More broadly: change agency is difficult! I could imagine a pastor, faithful in her or his desire to serve a congregation, who treads into parish "landmines" just because---well, landmines aren’t visible till it’s too late. James O’Toole offers no fewer than 33 hypotheses to account for resistance to change. Many of them can be summed up by the group’s collective assumptions and their ability to suppress or deny information that leads to change. [1] An older leadership model, Total Quality Management, is one which is helpful for dealing with resistance to change. [2]

I become discouraged when pastors overuse a scolding style in their preaching and communication. There is definitely a large place in parish life for challenging people; a sizable portion of Paul’s letters, after all, are gentle or forceful reminders to live the Gospel.

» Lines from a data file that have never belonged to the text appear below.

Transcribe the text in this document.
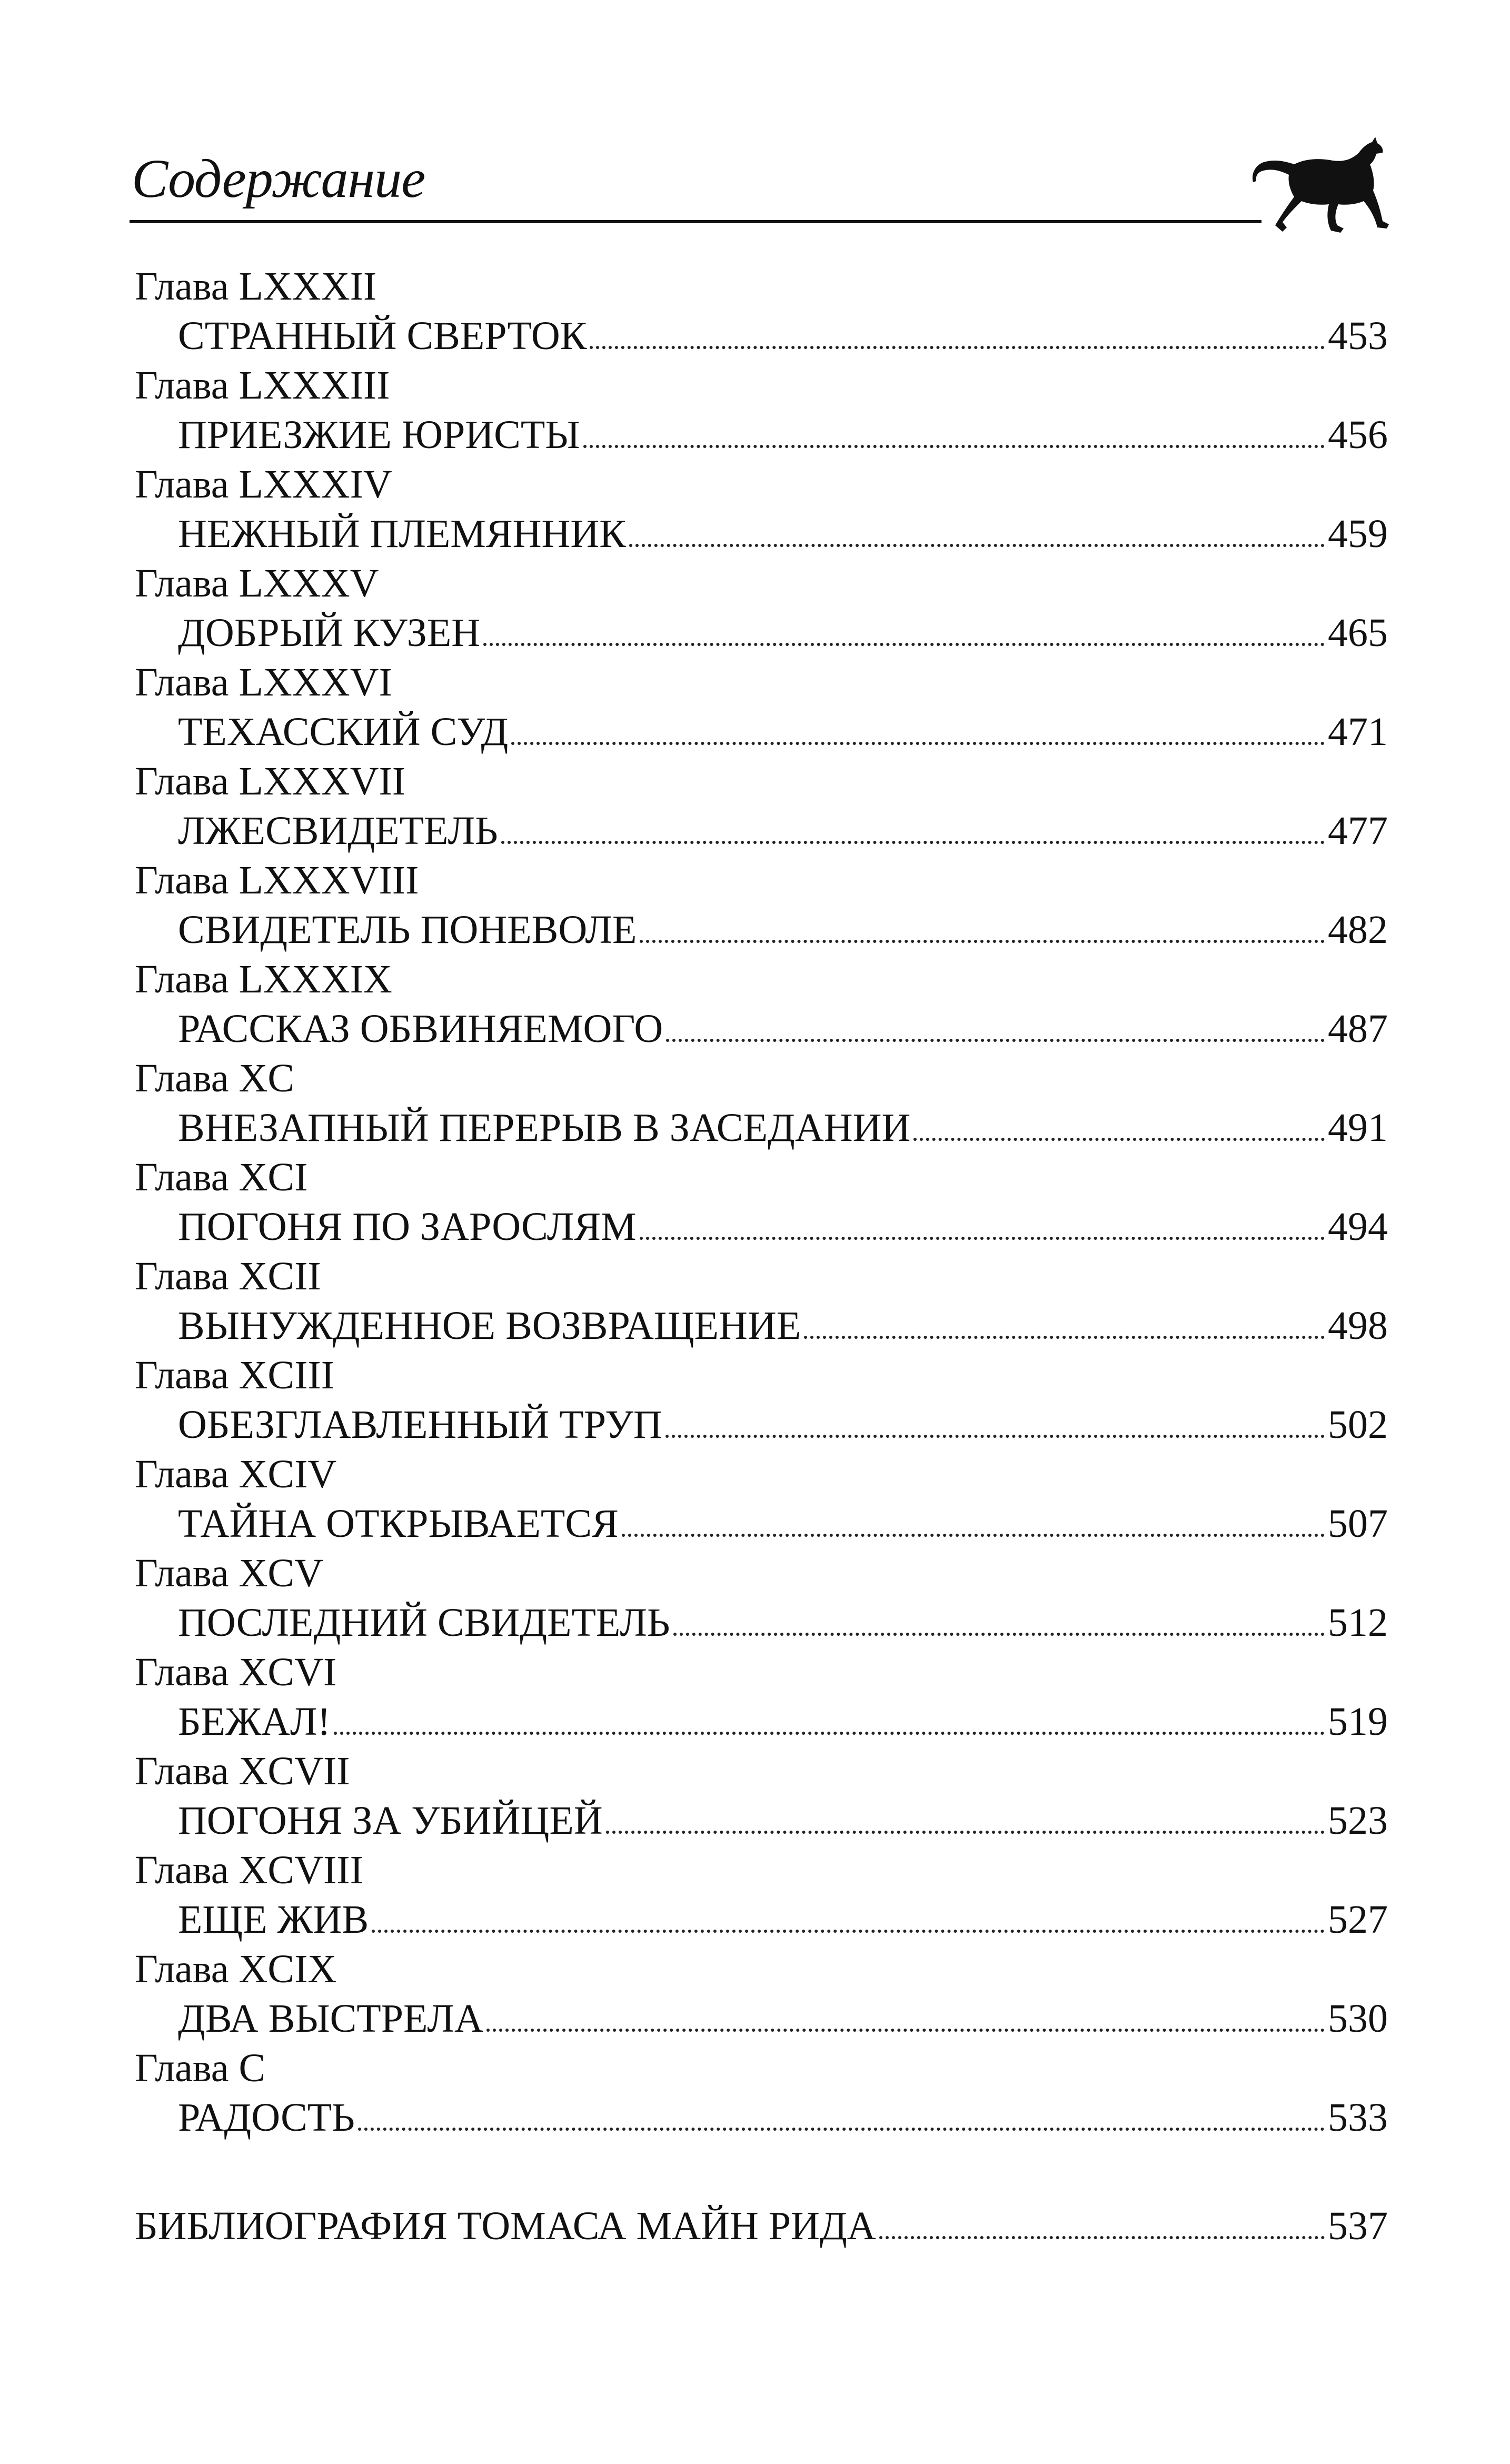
Содержание
Глава LXXXII
СТРАННЫЙ СВЕРТОК	453
Глава LXXXIII
ПРИЕЗЖИЕ ЮРИСТЫ	456
Глава LXXXIV
НЕЖНЫЙ ПЛЕМЯННИК	459
Глава LXXXV
ДОБРЫЙ КУЗЕН	465
Глава LXXXVI
ТЕХАССКИЙ СУД	471
Глава LXXXVII
ЛЖЕСВИДЕТЕЛЬ	477
Глава LXXXVIII
СВИДЕТЕЛЬ ПОНЕВОЛЕ	482
Глава LXXXIX
РАССКАЗ ОБВИНЯЕМОГО	487
Глава XC
ВНЕЗАПНЫЙ ПЕРЕРЫВ В ЗАСЕДАНИИ	491
Глава XCI
ПОГОНЯ ПО ЗАРОСЛЯМ	494
Глава XCII
ВЫНУЖДЕННОЕ ВОЗВРАЩЕНИЕ	498
Глава XCIII
ОБЕЗГЛАВЛЕННЫЙ ТРУП	502
Глава XCIV
ТАЙНА ОТКРЫВАЕТСЯ	507
Глава XCV
ПОСЛЕДНИЙ СВИДЕТЕЛЬ	512
Глава XCVI
БЕЖАЛ!	519
Глава XCVII
ПОГОНЯ ЗА УБИЙЦЕЙ	523
Глава XCVIII
ЕЩЕ ЖИВ	527
Глава XCIX
ДВА ВЫСТРЕЛА	530
Глава C
РАДОСТЬ	533
БИБЛИОГРАФИЯ ТОМАСА МАЙН РИДА	537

But to me, if a pastor overuses confrontation, he or she falls into the trap of trying to force change through criticism of people’s failings--whatever those failings may be, such as not contributing sufficiently or not volunteering.

I like O’Toole’s description of the “feminine” style of leadership which “is more effective in modern organizations in which everyone’s best efforts are needed--that is, in any organization that requires employee initiative, self-motivation, innovation, and willingness to take the extra step to serve customers or to meet competitive changes” Importantly, ‘feminine’ leadership does not mean weak leadership--nor does it mean that only women can and do practice it (p. 139). As examples, he cites leadership authorities like W. Edwards Deming, Tom Peters, James MacGregor Burns, as well as leaders such as Dr. King, Vaclav Havel, Nelson Mandela, and conductor Michael Tilson Thomas as examples.

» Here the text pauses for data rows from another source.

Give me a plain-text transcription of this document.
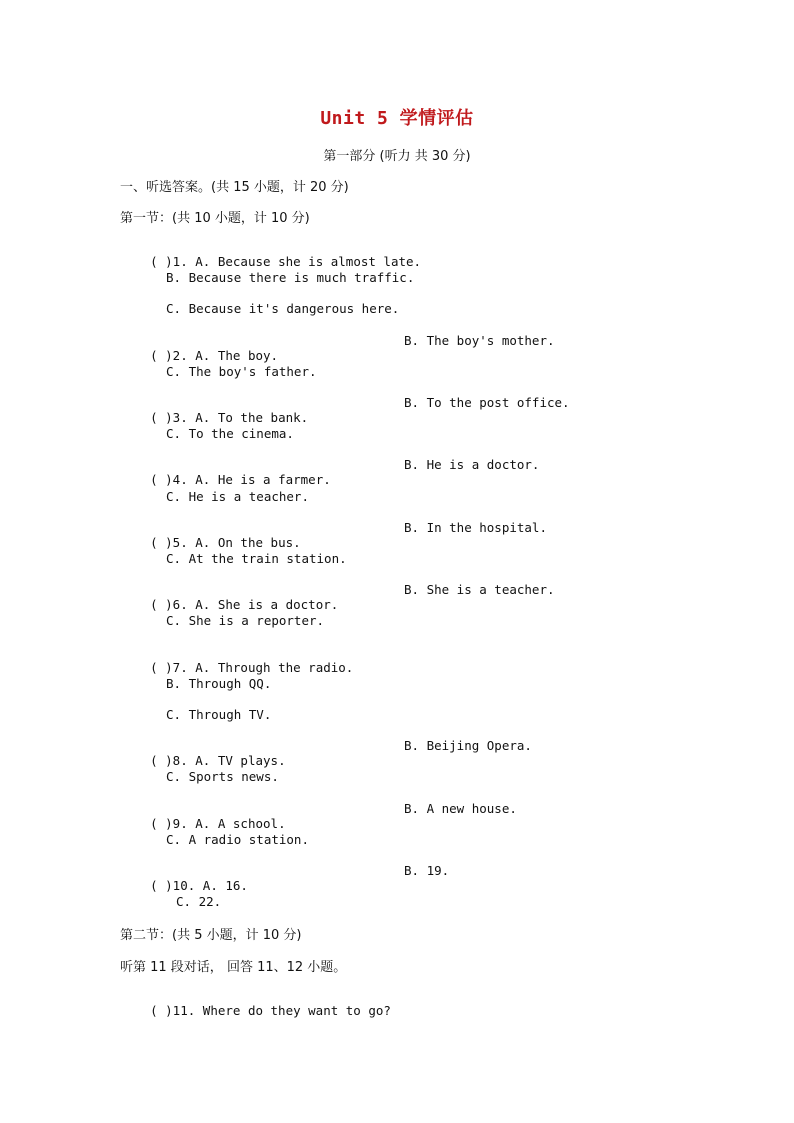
Unit 5 学情评估
第一部分 (听力 共 30 分)
一、听选答案。(共 15 小题，计 20 分)
第一节：(共 10 小题，计 10 分)

( )1. A. Because she is almost late.

B. Because there is much traffic.
C. Because it's dangerous here.

( )2. A. The boy.

B. The boy's mother.
C. The boy's father.

( )3. A. To the bank.

B. To the post office.
C. To the cinema.

( )4. A. He is a farmer.

B. He is a doctor.
C. He is a teacher.

( )5. A. On the bus.

B. In the hospital.
C. At the train station.

( )6. A. She is a doctor.

B. She is a teacher.
C. She is a reporter.

( )7. A. Through the radio.

B. Through QQ.
C. Through TV.

( )8. A. TV plays.

B. Beijing Opera.
C. Sports news.

( )9. A. A school.

B. A new house.
C. A radio station.

( )10. A. 16.

B. 19.
C. 22.
第二节：(共 5 小题，计 10 分)
听第 11 段对话， 回答 11、12 小题。

( )11. Where do they want to go?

If a pastor too frequently challenges or scolds people, s/he risks ignoring people’s faith stories. But people’s stories are significant for both personal and congregational identity. Howard Gardner writes that “Leaders achieve their effectiveness through the stories they relate,” that is, people’s perspectives and visions related to one’s identity. Stories are important because “those leaders who presume to bring about major alterations across a significant population must in some way help their audience members think through who they are” (p. 62) [3].

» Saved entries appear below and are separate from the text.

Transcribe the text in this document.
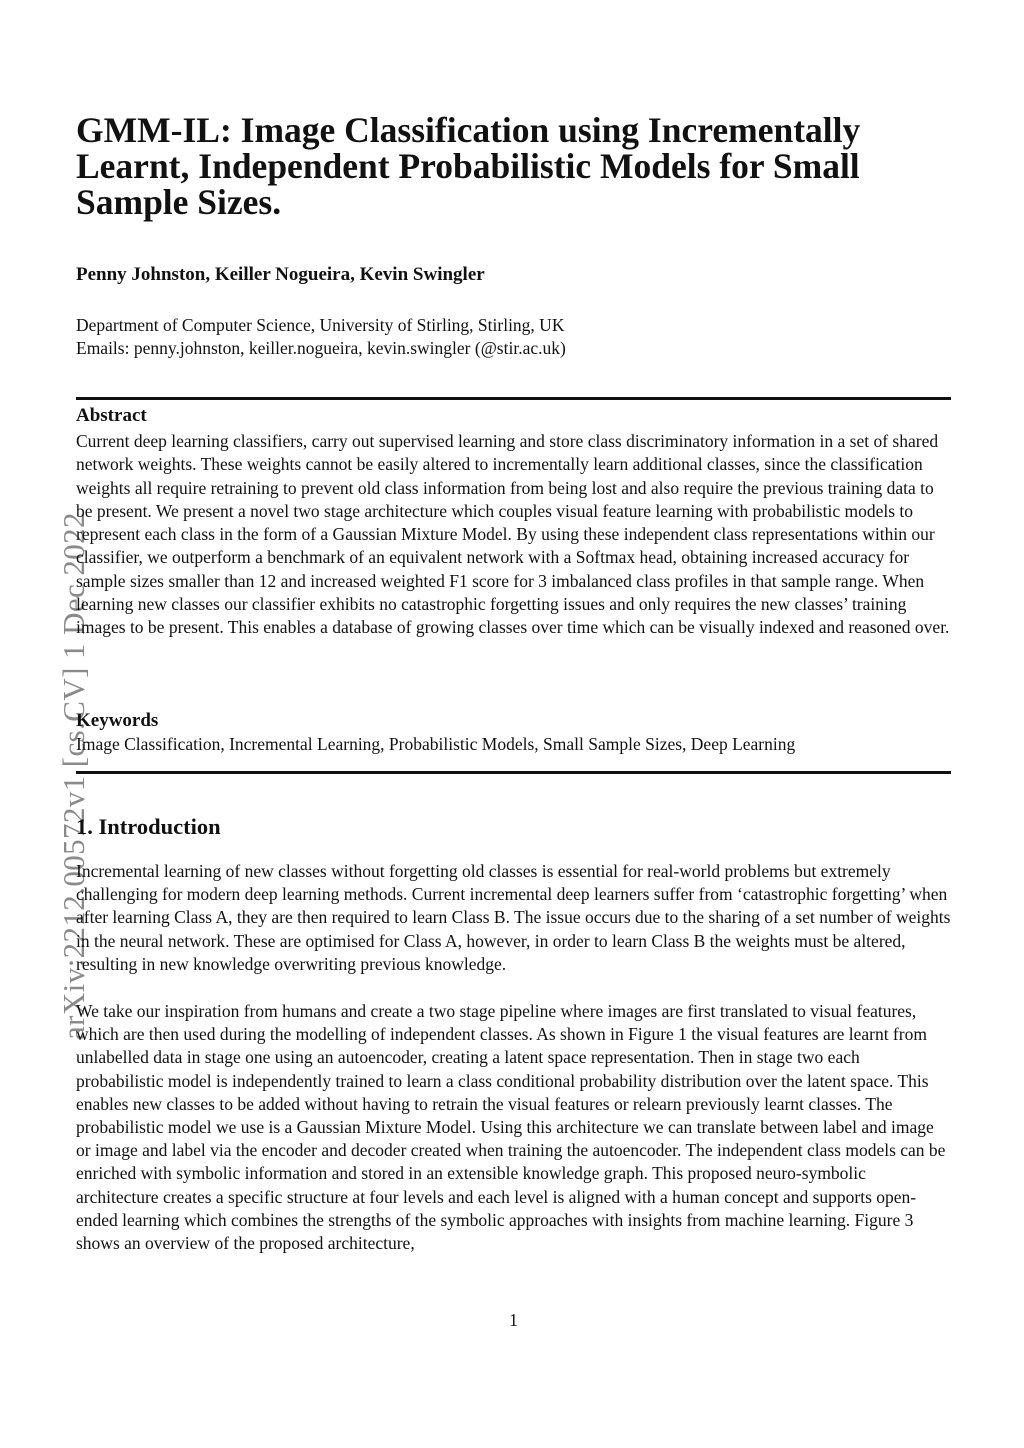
arXiv:2212.00572v1 [cs.CV] 1 Dec 2022
GMM-IL: Image Classification using Incrementally Learnt, Independent Probabilistic Models for Small Sample Sizes.

Penny Johnston, Keiller Nogueira, Kevin Swingler

Department of Computer Science, University of Stirling, Stirling, UK
Emails: penny.johnston, keiller.nogueira, kevin.swingler (@stir.ac.uk)
Abstract

Current deep learning classifiers, carry out supervised learning and store class discriminatory information in a set of shared network weights. These weights cannot be easily altered to incrementally learn additional classes, since the classification weights all require retraining to prevent old class information from being lost and also require the previous training data to be present. We present a novel two stage architecture which couples visual feature learning with probabilistic models to represent each class in the form of a Gaussian Mixture Model. By using these independent class representations within our classifier, we outperform a benchmark of an equivalent network with a Softmax head, obtaining increased accuracy for sample sizes smaller than 12 and increased weighted F1 score for 3 imbalanced class profiles in that sample range. When learning new classes our classifier exhibits no catastrophic forgetting issues and only requires the new classes’ training images to be present. This enables a database of growing classes over time which can be visually indexed and reasoned over.

Keywords

Image Classification, Incremental Learning, Probabilistic Models, Small Sample Sizes, Deep Learning

1. Introduction

Incremental learning of new classes without forgetting old classes is essential for real-world problems but extremely challenging for modern deep learning methods. Current incremental deep learners suffer from ‘catastrophic forgetting’ when after learning Class A, they are then required to learn Class B. The issue occurs due to the sharing of a set number of weights in the neural network. These are optimised for Class A, however, in order to learn Class B the weights must be altered, resulting in new knowledge overwriting previous knowledge.

We take our inspiration from humans and create a two stage pipeline where images are first translated to visual features, which are then used during the modelling of independent classes. As shown in Figure 1 the visual features are learnt from unlabelled data in stage one using an autoencoder, creating a latent space representation. Then in stage two each probabilistic model is independently trained to learn a class conditional probability distribution over the latent space. This enables new classes to be added without having to retrain the visual features or relearn previously learnt classes. The probabilistic model we use is a Gaussian Mixture Model. Using this architecture we can translate between label and image or image and label via the encoder and decoder created when training the autoencoder. The independent class models can be enriched with symbolic information and stored in an extensible knowledge graph. This proposed neuro-symbolic architecture creates a specific structure at four levels and each level is aligned with a human concept and supports open-ended learning which combines the strengths of the symbolic approaches with insights from machine learning. Figure 3 shows an overview of the proposed architecture,

1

Thus--to pick up on my earlier points--the leadership skill of the pastor is more than just issues of power, group dynamics, and charisma but also has to do with their interactions with others and their abilities to communicate her own story in a compelling way to shape the stories and identity of the congregation.

One of the enormous problems I see in effective pastoral leadership today is the need for congregations to be in good financial shape. A recent article, “Religious Life Won't Be the Same After Downturn” by Rachel Zoll of AP, discusses the major financial needs facing churches and denominations today. [4] Unfortunately, congregational change takes time and patience, with no guarantee of success, and the pace of change that a particular congregation requires may be slower than the congregation’s revenue needs.

All the more reason to affirm that any congregational leader, clergy or lay, must finally depend not upon skills but upon God's grace and help!

At the moment, I’m updating some of my research concerning parish leadership after I’ve focused on other topics for the past few years. Is the systems approach still as apropos and potential-filled as it has seemed to me? How are contemporary pastors finding the dilemmas of parish leadership now that, for instance, churches and denominations are still struggling, perhaps even more than the 1990s, with dwindling numbers and revenue? Among the books I'm currently reading is an excellent study by Dan R. Dick, Vital Signs: A Pathway to Congregational Wholeness (Nashville: Discipleship Resources, 2007).

[1] James O’Toole, Leading Change: Overcoming the Ideology of Comfort and the Tyranny of Custom. San Francisco: Josses-Bass, Inc., 1995.

[2] Although the idea of “quality” wasn’t really new by the time of Ezra Earl Jones’ Quest for Quality in the Church: A New Paradigm (Nashville: Discipleship Resources, 1993), Jones expands its implications to show how the goal of quality can bring about positive change in churches.

[3] Howard Gardner, with the collaboration of Emma Laskin, Leading Minds: An Anatomy of Leadership. New York: Basic Books, 1995.